[SciPy-Dev] Static Typing

Ralf Gommers ralf.gommers at gmail.com
Fri Jul 2 03:19:00 EDT 2021


On Wed, Jun 30, 2021 at 10:37 PM Serge Guelton <
serge.guelton at telecom-bretagne.eu> wrote:

> On Wed, Jun 30, 2021 at 08:14:55PM +0200, Ralf Gommers wrote:
> >
> >
> > On Wed, Jun 30, 2021 at 8:07 PM Stefan van der Walt <[1]
> stefanv at berkeley.edu>
> > wrote:
> >
> >     On Wed, Jun 30, 2021, at 09:03, Evgeni Burovski wrote:
> >     > ISTM it's important that annotations are optional in the sense
> that we
> >     > do not explicitly require that new code is typed. If someone is
> >     > willing to add them, great (and if someone is willing to review a
> >     > typing PR, even better :-)). But this should be possible to do in a
> >     > follow-up PR, not as a requirement for an enhancement PR.
> >
> >     I agree, especially given that the typing notation is still
> changing.  For
> >     example, they're currently working out a shorthand for typing
> function
> >     definitions (and I'm sure other simplifications are in the pipeline
> too).
>
> I think it's worth noting that some numpy interface are inherently
> incompatible
> with fine-grain static typing. On simple example would be
>
> def foo(x : ndarray[int, :, :], strict: bool):
>     return np.mean(x, keepdims=strict)
>
> What should be the return type of `foo`? We can't tell precisely, because
> it
> depends on the runtime value of strict. We're left with something alonside
> "this
> returns an array of the same dimension or a scalar of the same dtype"
>

The "boolean keyword to control return type or shape" is (unfortunately) so
common that there's a specific way to deal with this, using @overload:

  @overload  def foo(x : ndarray[int, :, :], strict: Literal[True]) ->
ndarray[int, :, :]: ...
  @overload  def foo(x: ndarray[int,:,:], strict: Literal[False]) ->
ndarray[int, :]: ...

  # The fallback, if a user passes `strict='this-is-true' then we have
to guess (unless we raise an exception)

  def foo(x: ndarray[int,:,:], strict: bool) -> ndarray[int, :]: ...

See https://mypy.readthedocs.io/en/stable/literal_types.html. So the idea
is to treat `True` and `False` as distinct types. And if you build, e.g., a
compiler for Python code then do the same. This is fairly painful and ugly,
but doable. There is other behavior and functions in numpy code that's
harder to deal with, things like value-based casting, output shapes that
depend on (array) input data, and returning scalars instead of 0-D arrays.
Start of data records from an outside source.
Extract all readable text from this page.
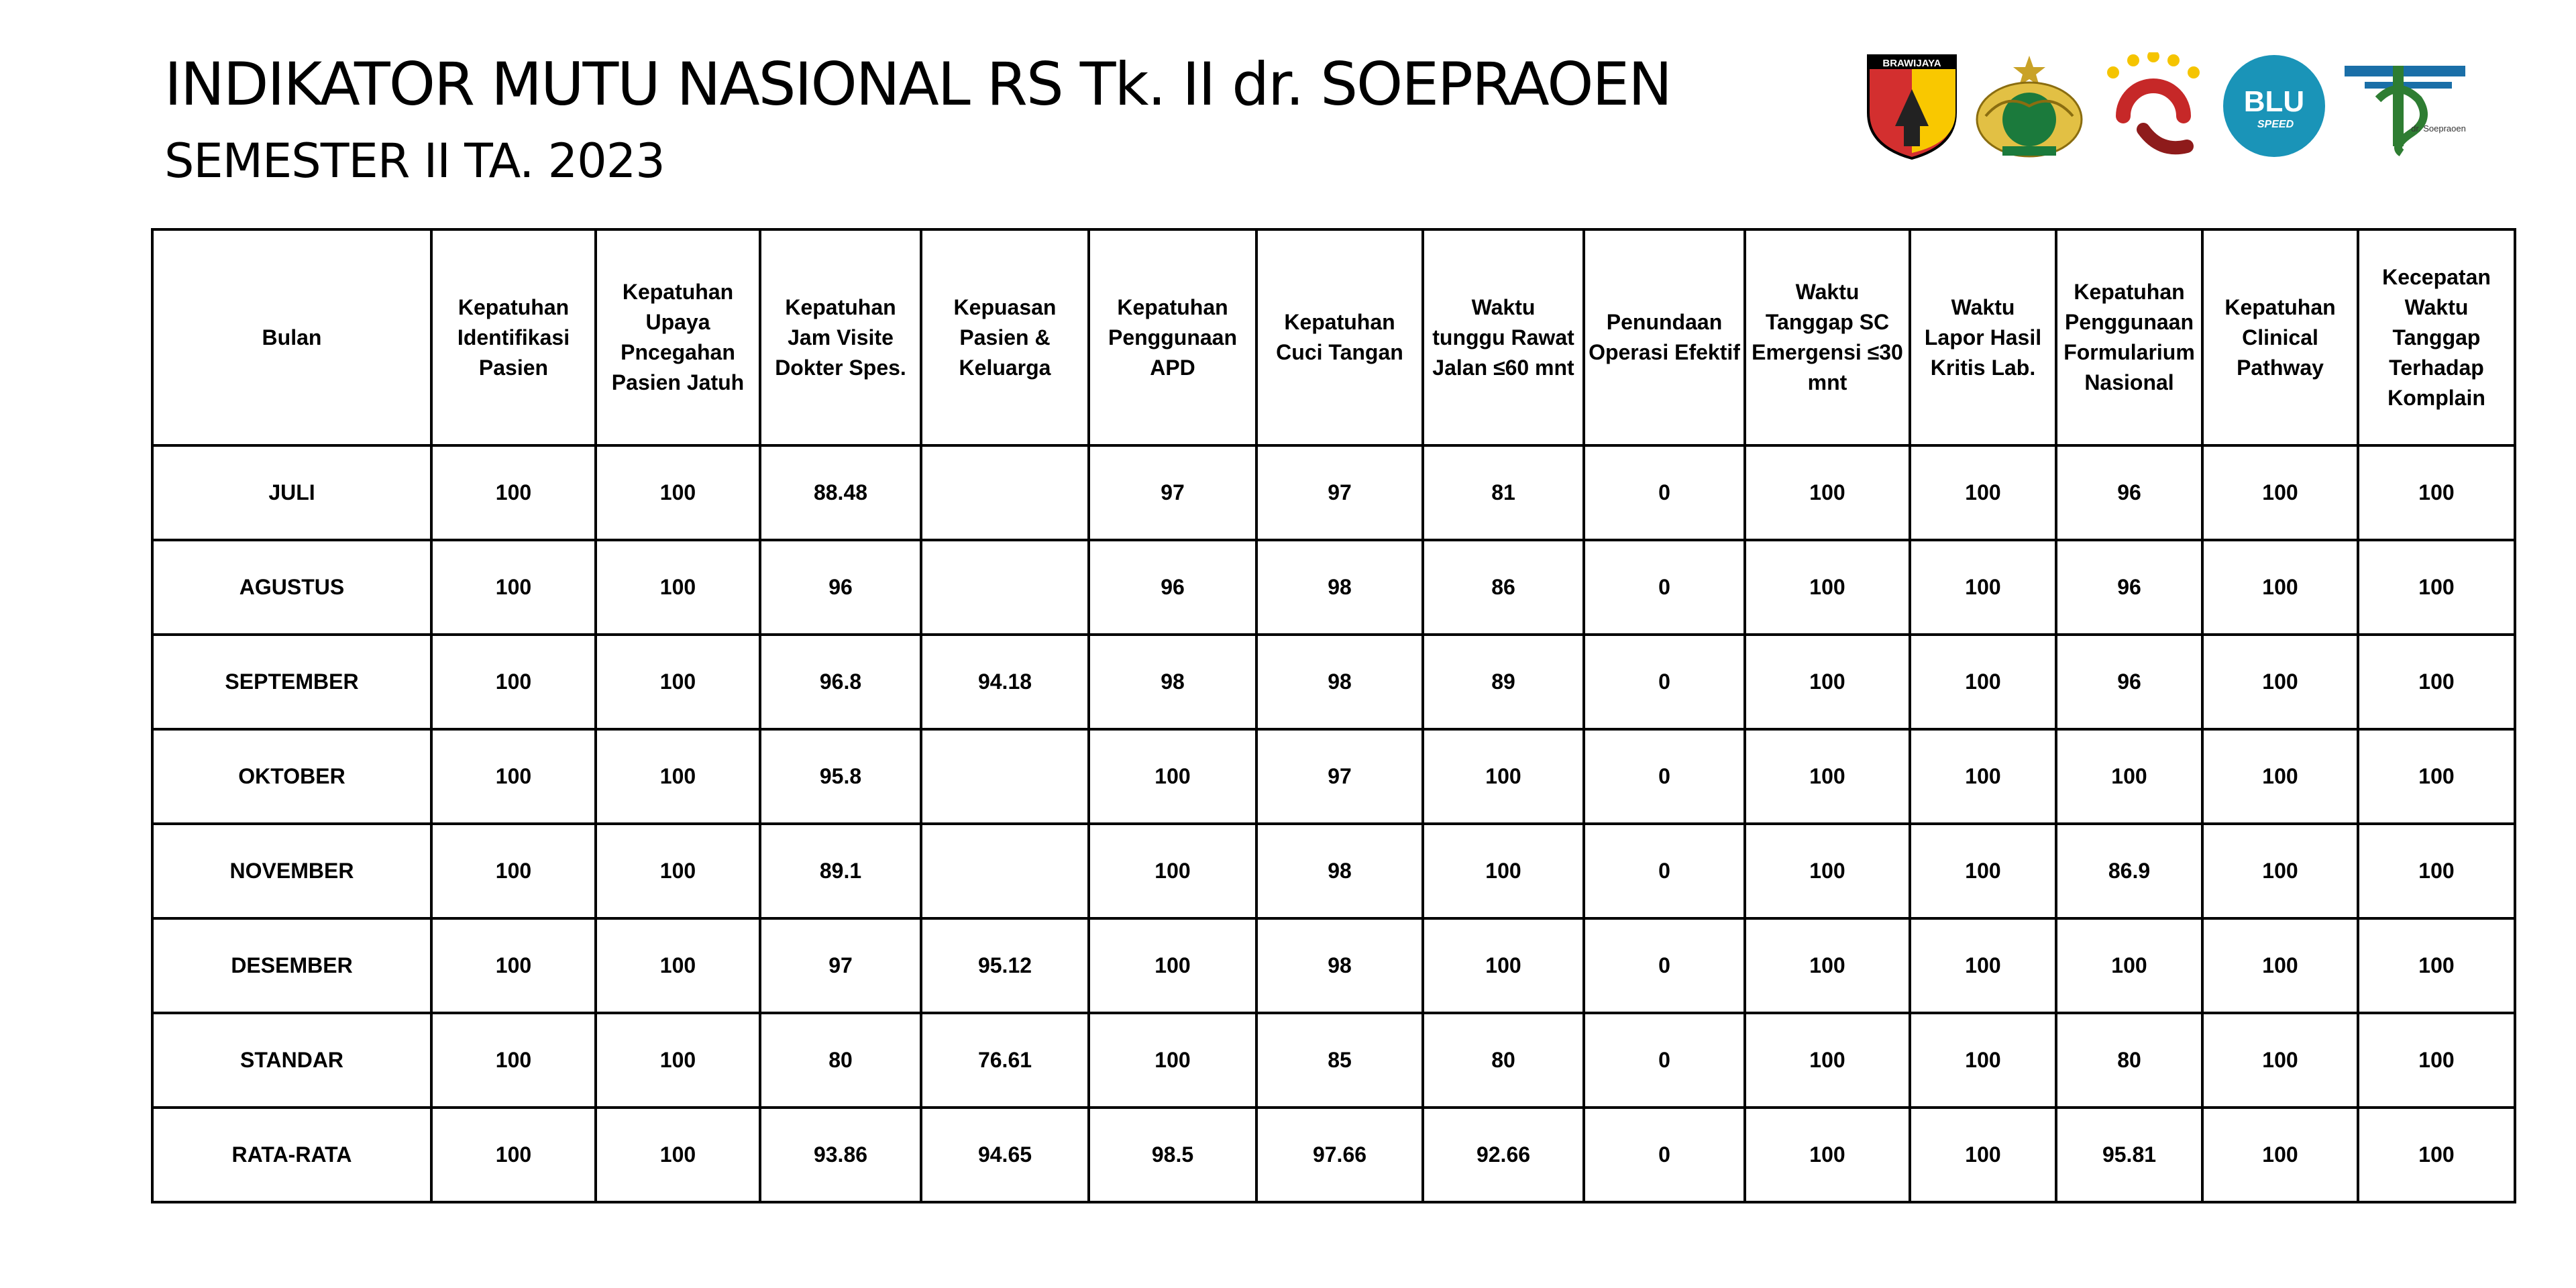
INDIKATOR MUTU NASIONAL RS Tk. II dr. SOEPRAOEN
SEMESTER II TA. 2023
BRAWIJAYA
BLU
SPEED	dr. Soepraoen
Bulan	Kepatuhan
Identifikasi
Pasien	Kepatuhan
Upaya
Pncegahan
Pasien Jatuh	Kepatuhan
Jam Visite
Dokter Spes.	Kepuasan
Pasien &
Keluarga	Kepatuhan
Penggunaan
APD	Kepatuhan
Cuci Tangan	Waktu
tunggu Rawat
Jalan ≤60 mnt	Penundaan
Operasi Efektif	Waktu
Tanggap SC
Emergensi ≤30
mnt	Waktu
Lapor Hasil
Kritis Lab.	Kepatuhan
Penggunaan
Formularium
Nasional	Kepatuhan
Clinical
Pathway	Kecepatan
Waktu
Tanggap
Terhadap
Komplain
JULI	100	100	88.48		97	97	81	0	100	100	96	100	100
AGUSTUS	100	100	96		96	98	86	0	100	100	96	100	100
SEPTEMBER	100	100	96.8	94.18	98	98	89	0	100	100	96	100	100
OKTOBER	100	100	95.8		100	97	100	0	100	100	100	100	100
NOVEMBER	100	100	89.1		100	98	100	0	100	100	86.9	100	100
DESEMBER	100	100	97	95.12	100	98	100	0	100	100	100	100	100
STANDAR	100	100	80	76.61	100	85	80	0	100	100	80	100	100
RATA-RATA	100	100	93.86	94.65	98.5	97.66	92.66	0	100	100	95.81	100	100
I totally agree that boolean keywords are best avoided, but at least there
is a solution if they do happen.

I don't know how much this dynamicity leaks to scipy interface, but it does
> look
> like a difficult problem to solve.
>

SciPy is just as bad as NumPy in this respect. For example, scipy.stats
does this a lot:

  if y.ndim == 0:
       y = y[()]  # return a float rather than an array here

  return y

Type checkers will complain loudly about this kind of thing, so having a
type checker in CI warns you about this being a bad pattern. On the other
hand, to add correct type annotations to old code that's already like that,
you have to jump through a lot of hoops.